Member of 1st and 2nd Nepalese Constituent Assembly
- In office 28 May 2008 – 14 October 2017
- Preceded by: Constituency established
- Succeeded by: Constituency abolished
- Constituency: Sunsari 6

Personal details
- Born: April 27, 1959 (age 67) Toliya–6, Dhankuta
- Party: CPN (UML)
- Spouse: Nira Devi Khanal Acharya
- Parent(s): Bala Prasad Acharya (Father) Laxmi Devi Acharya (Mother)

= Bhim Acharya =

Member of House of Representatives of Nepal

Bhim Acharya (भिम आचार्य) secretary of Communist Party of Nepal (Unified Marxist-Leninist), is the former Chief minister of Province No. 1. Governor Somnath Adhikari appointed Bhim Acharya as the chief minister as per Article 168 (1) of the Constitution of Nepal after He was unanimously elected parliamentary party leader of the CPN (UML) on 26 August 2021, following the resignation of outgoing chief minister Sher Dhan Rai as both the parliamentary party leader and chief minister. He assumed the post of the Minister for Culture, Tourism and Civil Aviation of Nepal on 25 February 2014 under Sushil Koirala-led government.

He was a member of the 2nd Nepalese Constituent Assembly.
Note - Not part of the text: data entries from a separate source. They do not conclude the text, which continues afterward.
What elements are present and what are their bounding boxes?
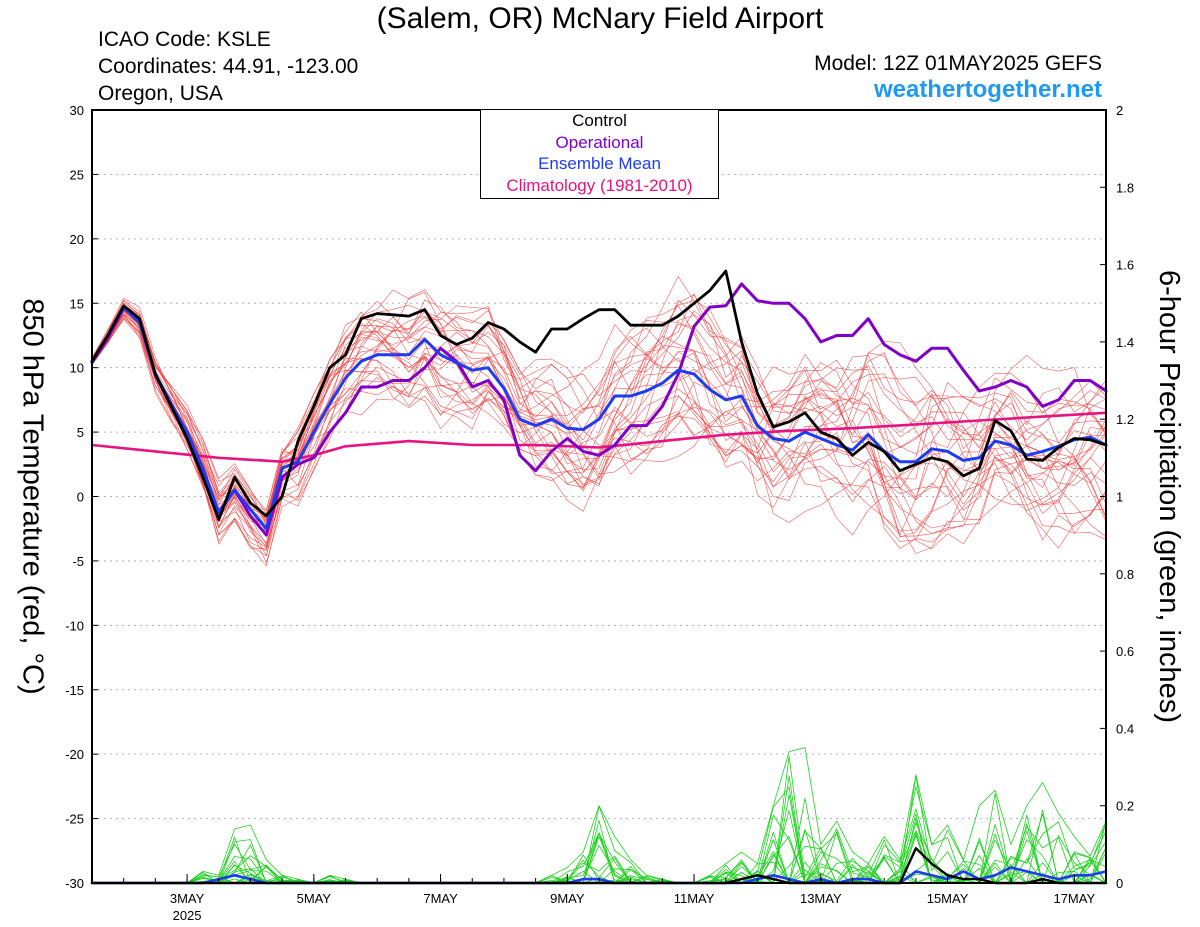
ensemble-mean-line <box>90 305 1108 531</box>
y-tick-label-right-3: 1.4 <box>1116 335 1134 350</box>
x-tick-label-1: 5MAY <box>297 891 332 906</box>
x-tick-label-3: 9MAY <box>550 891 585 906</box>
ensemble-member-21 <box>91 309 1107 529</box>
y-axis-label-left: 850 hPa Temperature (red, °C) <box>16 297 49 695</box>
legend: Control Operational Ensemble Mean Climat… <box>480 109 719 199</box>
icao-code: ICAO Code: KSLE <box>98 28 271 51</box>
ensemble-member-1 <box>91 308 1107 550</box>
x-tick-label-0: 3MAY <box>170 891 205 906</box>
ensemble-member-6 <box>91 299 1107 529</box>
ensemble-member-9 <box>91 308 1107 567</box>
y-tick-label-left-0: 30 <box>70 103 84 118</box>
coordinates: Coordinates: 44.91, -123.00 <box>98 55 359 78</box>
y-tick-label-right-7: 0.6 <box>1116 644 1134 659</box>
y-tick-label-left-12: -30 <box>65 876 84 891</box>
y-tick-label-right-8: 0.4 <box>1116 721 1134 736</box>
legend-operational: Operational <box>555 132 644 152</box>
site-link[interactable]: weathertogether.net <box>873 76 1102 103</box>
ensemble-member-24 <box>91 304 1107 546</box>
y-tick-label-right-4: 1.2 <box>1116 412 1134 427</box>
ensemble-member-15 <box>91 289 1107 525</box>
x-tick-label-5: 13MAY <box>800 891 842 906</box>
legend-ensemble-mean: Ensemble Mean <box>538 154 661 173</box>
y-tick-label-right-9: 0.2 <box>1116 799 1134 814</box>
y-tick-label-left-1: 25 <box>70 167 84 182</box>
page-title: (Salem, OR) McNary Field Airport <box>376 2 824 35</box>
precip-max-line <box>91 747 1107 884</box>
x-tick-label-4: 11MAY <box>674 891 715 906</box>
x-tick-label-6: 15MAY <box>927 891 969 906</box>
precip-member-1 <box>91 786 1107 884</box>
ensemble-member-25 <box>91 300 1107 554</box>
y-tick-label-right-5: 1 <box>1116 490 1123 505</box>
y-tick-label-left-8: -10 <box>65 618 84 633</box>
y-tick-label-left-10: -20 <box>65 747 84 762</box>
y-tick-label-left-11: -25 <box>65 812 84 827</box>
model-run: Model: 12Z 01MAY2025 GEFS <box>814 52 1102 75</box>
y-tick-label-left-4: 10 <box>70 361 84 376</box>
ensemble-member-16 <box>91 305 1107 548</box>
y-tick-label-right-0: 2 <box>1116 103 1123 118</box>
y-tick-label-left-3: 15 <box>70 296 84 311</box>
ensemble-member-14 <box>91 311 1107 538</box>
y-tick-label-right-10: 0 <box>1116 876 1123 891</box>
y-tick-label-left-2: 20 <box>70 232 84 247</box>
y-tick-label-right-6: 0.8 <box>1116 567 1134 582</box>
ensemble-member-11 <box>91 299 1107 544</box>
y-tick-label-left-5: 5 <box>77 425 84 440</box>
precip-member-14 <box>91 755 1107 884</box>
y-tick-label-left-7: -5 <box>72 554 84 569</box>
control-line <box>90 269 1108 522</box>
operational-line <box>90 282 1108 537</box>
ensemble-member-23 <box>91 289 1107 548</box>
climatology-line <box>90 411 1108 464</box>
ensemble-member-28 <box>91 307 1107 564</box>
precip-member-15 <box>91 775 1107 884</box>
x-tick-sublabel-0: 2025 <box>173 908 202 923</box>
region: Oregon, USA <box>98 82 223 105</box>
y-tick-label-right-2: 1.6 <box>1116 258 1134 273</box>
legend-control: Control <box>572 111 627 130</box>
y-tick-label-right-1: 1.8 <box>1116 180 1134 195</box>
precip-member-11 <box>91 775 1107 884</box>
x-tick-label-7: 17MAY <box>1053 891 1095 906</box>
precip-member-10 <box>91 794 1107 884</box>
ensemble-member-5 <box>91 308 1107 511</box>
ensemble-member-17 <box>91 304 1107 542</box>
y-tick-label-left-6: 0 <box>77 490 84 505</box>
y-axis-label-right: 6-hour Precipitation (green, inches) <box>1152 269 1185 723</box>
legend-climatology: Climatology (1981-2010) <box>506 175 693 195</box>
precip-member-7 <box>91 814 1107 884</box>
y-tick-label-left-9: -15 <box>65 683 84 698</box>
x-tick-label-2: 7MAY <box>423 891 458 906</box>
ensemble-member-26 <box>91 305 1107 526</box>
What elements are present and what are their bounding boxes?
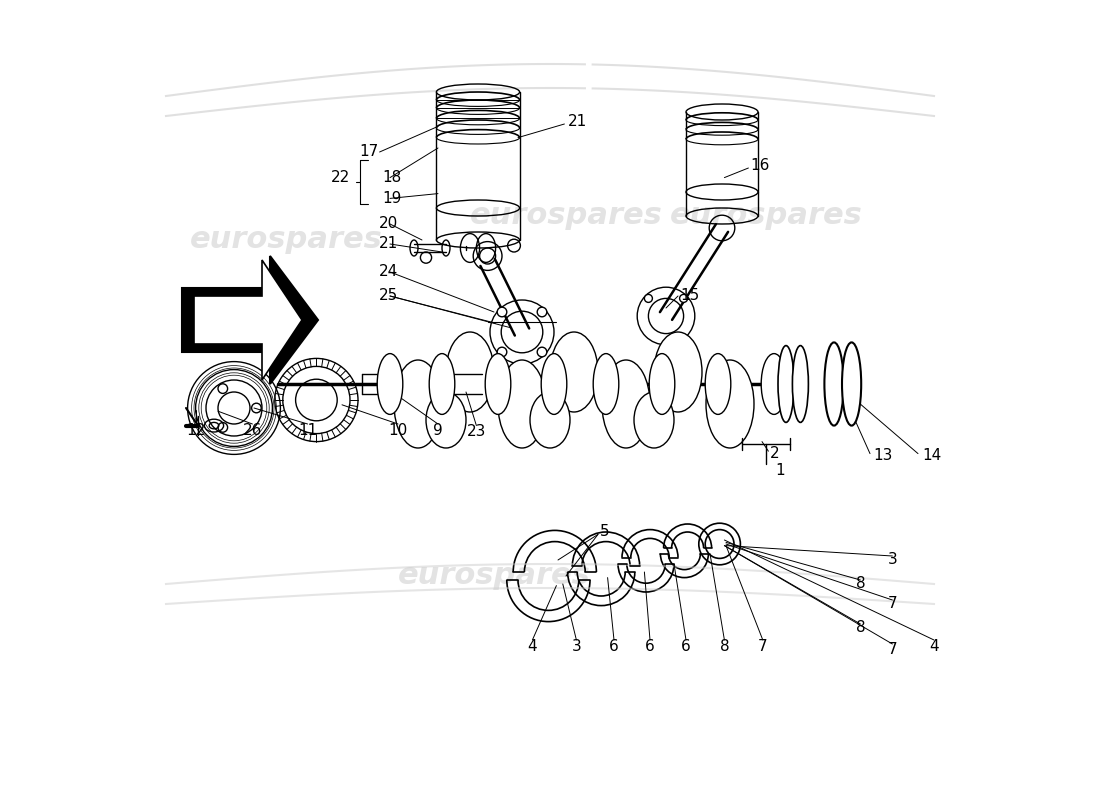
Text: 10: 10 (388, 423, 408, 438)
Text: 3: 3 (888, 553, 898, 567)
Circle shape (645, 294, 652, 302)
Text: 26: 26 (243, 423, 262, 438)
Ellipse shape (649, 354, 674, 414)
Ellipse shape (778, 346, 794, 422)
Ellipse shape (530, 392, 570, 448)
Ellipse shape (485, 354, 510, 414)
Ellipse shape (792, 346, 808, 422)
Ellipse shape (706, 360, 754, 448)
Text: 21: 21 (568, 114, 587, 129)
Text: 4: 4 (930, 639, 938, 654)
Text: 13: 13 (873, 449, 892, 463)
Text: 6: 6 (645, 639, 654, 654)
Text: 22: 22 (331, 170, 350, 185)
Text: 7: 7 (888, 642, 898, 657)
Text: 4: 4 (528, 639, 537, 654)
Text: 12: 12 (187, 423, 206, 438)
Ellipse shape (705, 354, 730, 414)
Ellipse shape (634, 392, 674, 448)
Circle shape (537, 347, 547, 357)
Text: 21: 21 (378, 237, 398, 251)
Ellipse shape (541, 354, 567, 414)
Text: 7: 7 (758, 639, 768, 654)
Text: 8: 8 (719, 639, 729, 654)
Circle shape (218, 384, 228, 394)
Text: 24: 24 (378, 265, 398, 279)
Ellipse shape (550, 332, 598, 412)
Circle shape (252, 403, 261, 413)
Text: 16: 16 (750, 158, 769, 173)
Text: 8: 8 (856, 577, 866, 591)
Text: 1: 1 (776, 463, 785, 478)
Ellipse shape (654, 332, 702, 412)
Ellipse shape (824, 342, 844, 426)
Circle shape (218, 422, 228, 432)
Text: 19: 19 (382, 191, 402, 206)
Text: 17: 17 (360, 145, 378, 159)
Polygon shape (182, 256, 318, 384)
Ellipse shape (602, 360, 650, 448)
Text: eurospares: eurospares (470, 202, 662, 230)
Text: 8: 8 (856, 621, 866, 635)
Ellipse shape (498, 360, 546, 448)
Text: 23: 23 (466, 425, 486, 439)
Text: 25: 25 (378, 289, 398, 303)
Ellipse shape (761, 354, 786, 414)
Text: 3: 3 (572, 639, 581, 654)
Ellipse shape (446, 332, 494, 412)
Text: 5: 5 (600, 524, 609, 538)
Text: 2: 2 (770, 446, 780, 461)
Ellipse shape (426, 392, 466, 448)
Circle shape (497, 347, 507, 357)
Ellipse shape (394, 360, 442, 448)
Ellipse shape (593, 354, 619, 414)
Ellipse shape (429, 354, 454, 414)
Text: 11: 11 (298, 423, 317, 438)
Text: eurospares: eurospares (670, 202, 862, 230)
Text: eurospares: eurospares (189, 226, 383, 254)
Text: 20: 20 (378, 217, 398, 231)
Circle shape (680, 294, 688, 302)
Text: 6: 6 (681, 639, 691, 654)
Text: 7: 7 (888, 597, 898, 611)
Ellipse shape (377, 354, 403, 414)
Text: 9: 9 (433, 423, 443, 438)
Text: 18: 18 (382, 170, 402, 185)
Text: 14: 14 (922, 449, 942, 463)
Text: eurospares: eurospares (397, 562, 591, 590)
Ellipse shape (842, 342, 861, 426)
Text: 15: 15 (681, 289, 700, 303)
Polygon shape (194, 260, 302, 380)
Circle shape (497, 307, 507, 317)
Text: 6: 6 (609, 639, 619, 654)
Circle shape (537, 307, 547, 317)
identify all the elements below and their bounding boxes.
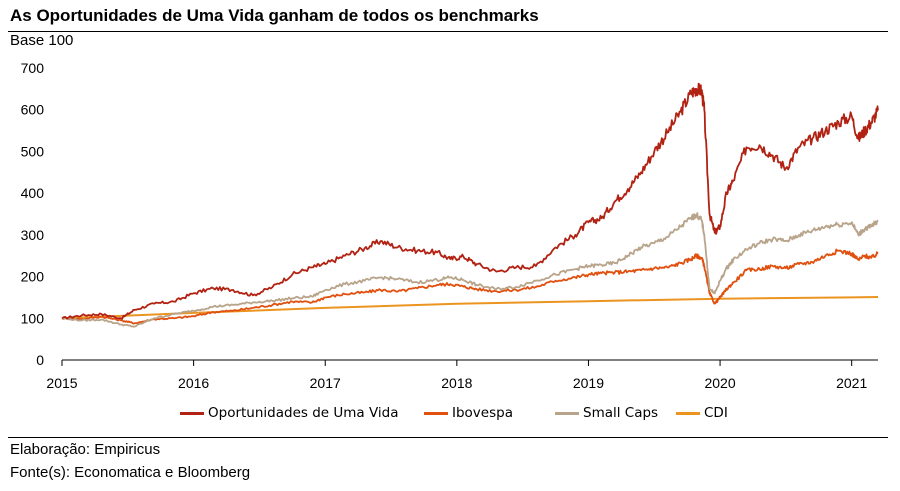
- series-line-oportunidades-de-uma-vida: [61, 82, 879, 320]
- legend-swatch: [180, 411, 204, 415]
- x-tick-label: 2017: [310, 375, 341, 391]
- series-line-small-caps: [61, 212, 879, 328]
- y-tick-label: 200: [21, 269, 45, 285]
- y-tick-label: 400: [21, 185, 45, 201]
- top-rule: [8, 31, 888, 32]
- footer-elaboracao: Elaboração: Empiricus: [10, 441, 161, 458]
- legend-item: Ibovespa: [424, 405, 513, 421]
- chart-title: As Oportunidades de Uma Vida ganham de t…: [10, 6, 539, 25]
- y-tick-label: 600: [21, 102, 45, 118]
- y-tick-label: 300: [21, 227, 45, 243]
- y-tick-label: 100: [21, 310, 45, 326]
- legend-item: Small Caps: [555, 405, 658, 421]
- y-tick-label: 700: [21, 60, 45, 76]
- legend-swatch: [424, 411, 448, 415]
- legend-label: Oportunidades de Uma Vida: [208, 405, 399, 421]
- legend-label: Ibovespa: [452, 405, 513, 421]
- x-tick-label: 2019: [573, 375, 604, 391]
- bottom-rule: [8, 437, 888, 438]
- legend-item: CDI: [676, 405, 728, 421]
- legend-swatch: [555, 411, 579, 415]
- legend: Oportunidades de Uma Vida Ibovespa Small C…: [0, 405, 900, 427]
- legend-label: CDI: [704, 405, 728, 421]
- series-line-ibovespa: [61, 248, 879, 325]
- x-tick-label: 2018: [441, 375, 472, 391]
- series-line-cdi: [61, 296, 879, 320]
- y-tick-label: 0: [36, 352, 44, 368]
- x-tick-label: 2016: [178, 375, 209, 391]
- legend-swatch: [676, 411, 700, 415]
- footer-fonte: Fonte(s): Economatica e Bloomberg: [10, 464, 251, 481]
- legend-item: Oportunidades de Uma Vida: [180, 405, 399, 421]
- y-tick-label: 500: [21, 143, 45, 159]
- line-chart: 0 100 200 300 400 500 600 700 2015 2016 2017 2018 20…: [21, 60, 879, 391]
- legend-label: Small Caps: [583, 405, 659, 421]
- x-tick-label: 2020: [704, 375, 735, 391]
- x-tick-label: 2021: [836, 375, 867, 391]
- x-tick-label: 2015: [46, 375, 77, 391]
- y-axis-label: Base 100: [10, 32, 74, 49]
He won the Sunsari-6 seat in 2013 Nepalese Constituent Assembly election from the Communist Party of Nepal (Unified Marxist-Leninist).

==Personal life==
Bhim Acharya was born on 27 April 1959 in Toliya-6, Dhankuta. He is the son of Bala Prasad and Laxmi Devi Acharya. He has obtained master's degree in management.

==Political career==
Acharya joined students movement in 1975. He joined Communist Party of Nepal (Unified Marxist-Leninist) in 1979.

He won the 2008 Nepalese Constituent Assembly election from Sunsari-6 constituency with 15,606 votes defeating Narendra Bahadur Basnet of Unified Communist Party of Nepal (Maoist). He was appointed as the Chief Whip of the Parliamentary Party of the Communist Party of Nepal (Unified Marxist-Leninist).

Bhim Acharya was elected as the leader of the CPN-UML's state-1 parliamentary party on 26 August 2021.